Abordant dans ce contexte le programme d'aide à l'armée, M. Paoli apporte un démenti catégorique à toutes les rumeurs colportées à ce sujet : « L'accord avec l'Arabie saoudite sur l'aide à l'armée libanaise n'est nullement compromis ou même retardé comme l'ont prétendu certaines sources. L'accord fonctionne donc normalement, sans retard. La prochaine livraison d'équipement militaire aura lieu dans quelques semaines. Sur ce plan, le programme d'aide à l'armée change sensiblement la donne sur le plan interne. La stabilité interne est garantie par l'armée, ce qui est un fait nouveau. »

Au sujet de la vacance au niveau de la magistrature suprême, M. Paoli souligne que « le blocage de la présidentielle est lié essentiellement à des facteurs internes ». « Les facteurs régionaux compliquent, certes, la situation, mais la clé de la solution se trouve au Liban, affirme-t-il. Le facteur régional est en quelque sorte un alibi. Qu'est-ce qui empêche, en effet, les leaders chrétiens de se réunir et de s'entendre. Pourquoi les députés ne vont-ils pas voter ? La clé de la solution est entre les mains des Libanais. »
Le blocage de l'élection présidentielle amène M. Paoli à évoquer, par ricochet, la question épineuse du sort des chrétiens d'Orient et des minorités, en général. « La France est bien sûre préoccupée par le sort et la situation des chrétiens d'Orient, et des minorités en général, dont notamment les yazidis, souligne-t-il.
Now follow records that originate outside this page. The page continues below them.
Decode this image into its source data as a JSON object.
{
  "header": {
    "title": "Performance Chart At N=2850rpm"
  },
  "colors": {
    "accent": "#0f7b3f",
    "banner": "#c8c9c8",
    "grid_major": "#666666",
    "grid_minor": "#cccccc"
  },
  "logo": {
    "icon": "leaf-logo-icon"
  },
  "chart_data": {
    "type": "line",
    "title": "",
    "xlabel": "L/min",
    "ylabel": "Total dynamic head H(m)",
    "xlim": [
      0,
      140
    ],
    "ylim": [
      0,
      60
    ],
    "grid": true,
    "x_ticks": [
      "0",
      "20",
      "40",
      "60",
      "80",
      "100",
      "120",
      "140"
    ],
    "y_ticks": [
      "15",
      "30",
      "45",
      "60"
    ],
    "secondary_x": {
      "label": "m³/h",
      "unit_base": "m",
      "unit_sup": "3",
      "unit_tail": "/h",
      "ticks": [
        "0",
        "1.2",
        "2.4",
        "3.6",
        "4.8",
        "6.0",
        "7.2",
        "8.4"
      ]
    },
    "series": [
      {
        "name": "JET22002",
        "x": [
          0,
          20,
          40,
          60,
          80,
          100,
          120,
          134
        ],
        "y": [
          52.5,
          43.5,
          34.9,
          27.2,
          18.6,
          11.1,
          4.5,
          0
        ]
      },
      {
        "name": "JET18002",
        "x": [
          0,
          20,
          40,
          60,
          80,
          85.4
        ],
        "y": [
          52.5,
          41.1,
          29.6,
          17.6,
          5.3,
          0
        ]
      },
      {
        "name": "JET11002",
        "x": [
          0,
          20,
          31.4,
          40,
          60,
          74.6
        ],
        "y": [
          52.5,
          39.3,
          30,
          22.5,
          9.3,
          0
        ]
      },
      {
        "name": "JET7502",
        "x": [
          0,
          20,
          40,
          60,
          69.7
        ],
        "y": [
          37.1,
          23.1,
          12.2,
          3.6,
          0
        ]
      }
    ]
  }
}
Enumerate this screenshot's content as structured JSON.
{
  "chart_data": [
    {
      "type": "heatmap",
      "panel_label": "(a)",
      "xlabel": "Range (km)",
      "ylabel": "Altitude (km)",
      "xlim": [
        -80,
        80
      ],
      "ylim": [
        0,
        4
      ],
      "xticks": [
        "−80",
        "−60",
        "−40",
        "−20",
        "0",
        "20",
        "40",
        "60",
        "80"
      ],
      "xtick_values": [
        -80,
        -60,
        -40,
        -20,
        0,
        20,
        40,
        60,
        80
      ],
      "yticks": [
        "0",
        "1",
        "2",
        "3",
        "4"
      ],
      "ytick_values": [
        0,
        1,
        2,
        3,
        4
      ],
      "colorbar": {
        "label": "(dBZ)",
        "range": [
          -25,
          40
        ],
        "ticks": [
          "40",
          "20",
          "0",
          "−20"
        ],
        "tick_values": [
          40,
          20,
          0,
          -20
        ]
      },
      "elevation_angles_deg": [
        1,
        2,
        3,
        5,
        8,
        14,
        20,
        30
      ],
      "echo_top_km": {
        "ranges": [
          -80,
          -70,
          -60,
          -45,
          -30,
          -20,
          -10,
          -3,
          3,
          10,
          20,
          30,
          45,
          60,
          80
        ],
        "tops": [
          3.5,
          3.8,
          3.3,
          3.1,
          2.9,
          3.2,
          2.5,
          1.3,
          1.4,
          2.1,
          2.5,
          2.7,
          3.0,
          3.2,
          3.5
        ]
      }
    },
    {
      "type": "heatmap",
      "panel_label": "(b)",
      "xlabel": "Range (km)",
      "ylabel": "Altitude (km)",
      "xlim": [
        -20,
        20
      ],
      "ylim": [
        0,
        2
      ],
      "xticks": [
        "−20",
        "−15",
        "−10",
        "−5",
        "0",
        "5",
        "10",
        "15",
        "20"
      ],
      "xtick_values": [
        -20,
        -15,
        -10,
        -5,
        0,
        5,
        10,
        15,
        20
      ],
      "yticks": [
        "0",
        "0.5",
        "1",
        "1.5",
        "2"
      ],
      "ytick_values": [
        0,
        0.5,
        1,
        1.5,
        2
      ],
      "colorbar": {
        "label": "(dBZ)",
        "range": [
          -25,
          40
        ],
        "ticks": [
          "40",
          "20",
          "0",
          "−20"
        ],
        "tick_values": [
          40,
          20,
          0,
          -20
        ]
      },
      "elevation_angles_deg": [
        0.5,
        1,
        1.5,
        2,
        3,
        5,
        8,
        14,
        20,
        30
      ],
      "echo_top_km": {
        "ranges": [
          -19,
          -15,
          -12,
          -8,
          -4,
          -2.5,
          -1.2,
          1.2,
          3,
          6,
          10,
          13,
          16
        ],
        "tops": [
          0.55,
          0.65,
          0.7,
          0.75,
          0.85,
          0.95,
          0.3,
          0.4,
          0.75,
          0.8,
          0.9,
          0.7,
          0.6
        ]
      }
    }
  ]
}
Les chrétiens font partie de l'identité des pays dans lesquels ils vivent. Leur place est dans leur pays d'origine. Les États qui sont en mesure de fonctionner se doivent de protéger les minorités et de garantir la sécurité et les libertés de leurs citoyens, dont la liberté de croyance. » Et d'ajouter, dans le cas spécifique du Liban : « Le Liban a la clé de son propre avenir car il n'y a pas de majorité dans ce pays, mais plusieurs groupes qui sont condamnés, si j'ose dire, à s'entendre. »
Sortant, enfin, du cadre de la politique libanaise, M. Paoli a commenté les perspectives d'un accord sur le nucléaire iranien. « La France, a-t-il relevé, a toujours été pour un accord solide qui empêche la prolifération de l'arme nucléaire. Un accord implique certains engagements, ce qui aura un impact en Iran même et au niveau de la détente entre l'Iran et la communauté internationale. Au plan régional, il n'y aura pas nécessairement des résultats immédiats. »
Les dossiers sont ainsi aussi bien nombreux que complexes. Le nouvel ambassadeur de France, attendu sous peu, aura, à n'en point douter, beaucoup de pain sur la planche.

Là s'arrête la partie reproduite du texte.